His breath, loaded with the fumes of a recent glass of whisky, was filling the clergyman’s nostrils. Mr. Elliott was confounded by this denial. What was to be done with such a man?
“Not a drop, sir,” repeated Mr. Ridley. “The vile stuff is killing me. I must give it up.”
“It is your only hope,” said the clergyman. “You must give up the vile stuff, as you call it, or it will indeed kill you.”
“That’s just why I’ve come to you, Mr. Elliott. You understand this matter better than most people. I’ve heard you talk.”
“Heard me talk?”
“Yes, sir. It’s pure wine that the people want. My sentiments exactly. If we had pure wine, we’d have no drunkenness. You know that as well as I do. I’ve heard you talk, Mr. Elliott, and you talk right—yes, right, sir.”
“When did you hear me talk?” asked Mr. Elliott, who was beginning to feel worried.
Oh, at a party last winter. I was there and heard you.”
“What did I say?”
“Just these words, and they took right hold of me. You said that ’pure wine could hurt no one, unless indeed his appetite were vitiated by the use of alcohol, and even then you believed that the moderate use of strictly pure wine would restore the normal taste and free a man from the tyranny of an enslaving vice.’ That set me to thinking. It sounded just right. And then you were a clergyman, you see, and had studied out these things and so your opinion was worth something. There’s no reason in your cold-water men; they don’t believe in anything but their patent cut-off. In their eyes wine is an abomination, the mother of all evil, though the Bible doesn’t say so, Mr. Elliott, does it?”
At this reference to the Bible in connection with wine, the clergyman’s memory supplied a few passages that were not at the moment pleasant to recall. Such as, “Wine is a mocker;” “Look not upon the wine when it is red;” “Who hath woe? who hath sorrow? ... They that tarry long at the wine;” “At last it biteth like a serpent, and stingeth like an adder.”
“The Bible speaks often of the misuse of wine,” he answered, “and strongly condemns drunkenness.”
“Of course it does, and gluttony as well. But against the moderate use of good wine not a word is said. Isn’t that so, sir?”
“Six months ago you were a sober man, Mr. Ridley, and a useful and eminent citizen. Why did you not remain so?”

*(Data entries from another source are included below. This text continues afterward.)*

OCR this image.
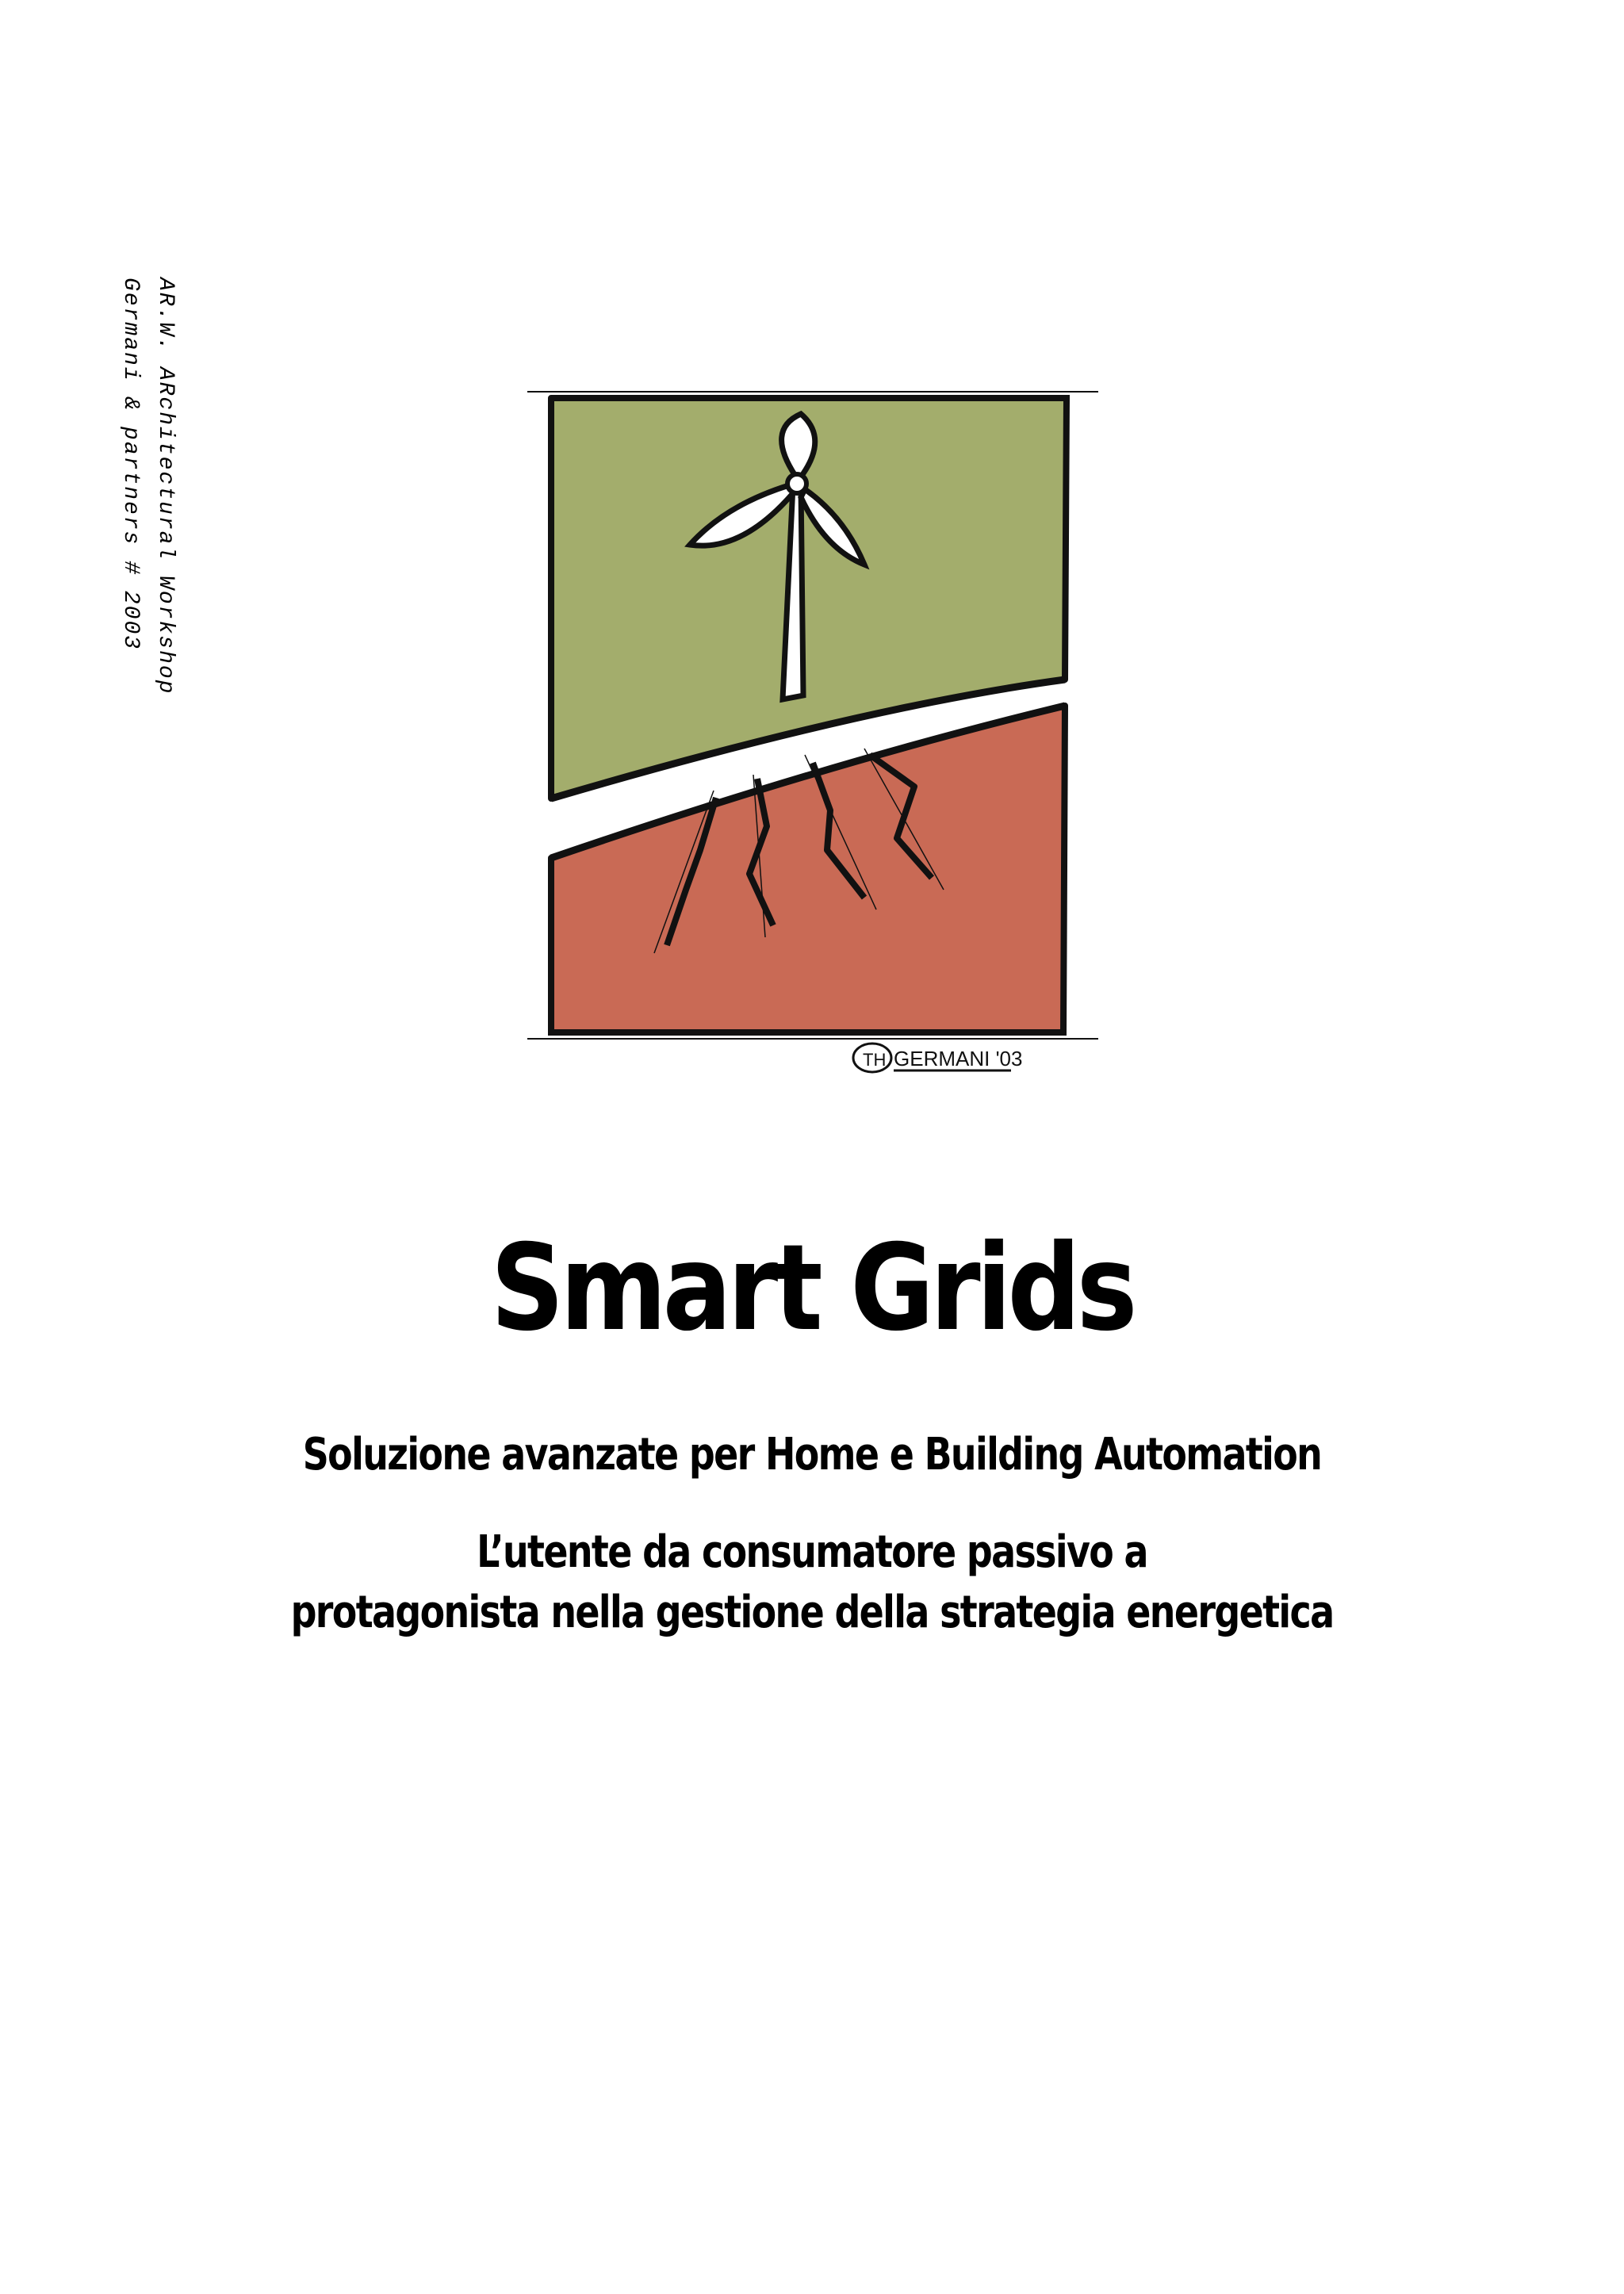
AR.W. ARchitectural Workshop
Germani & partners # 2003
TH GERMANI '03
Smart Grids
Soluzione avanzate per Home e Building Automation
L’utente da consumatore passivo a
protagonista nella gestione della strategia energetica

Mr. Elliott almost held his breath for the answer. He had waived the discussion into which his visitor was drifting, and put his question almost desperately.
“Because your remedy failed.” Mr. Ridley spoke in a repressed voice, but with a deliberate utterance. There was a glitter in his eyes, out of which looked an evil triumph.
“My remedy? What remedy?”
“The good wine remedy. I tried it at Mr. Birtwell’s one night last winter. But it didn’t work. And here I am!”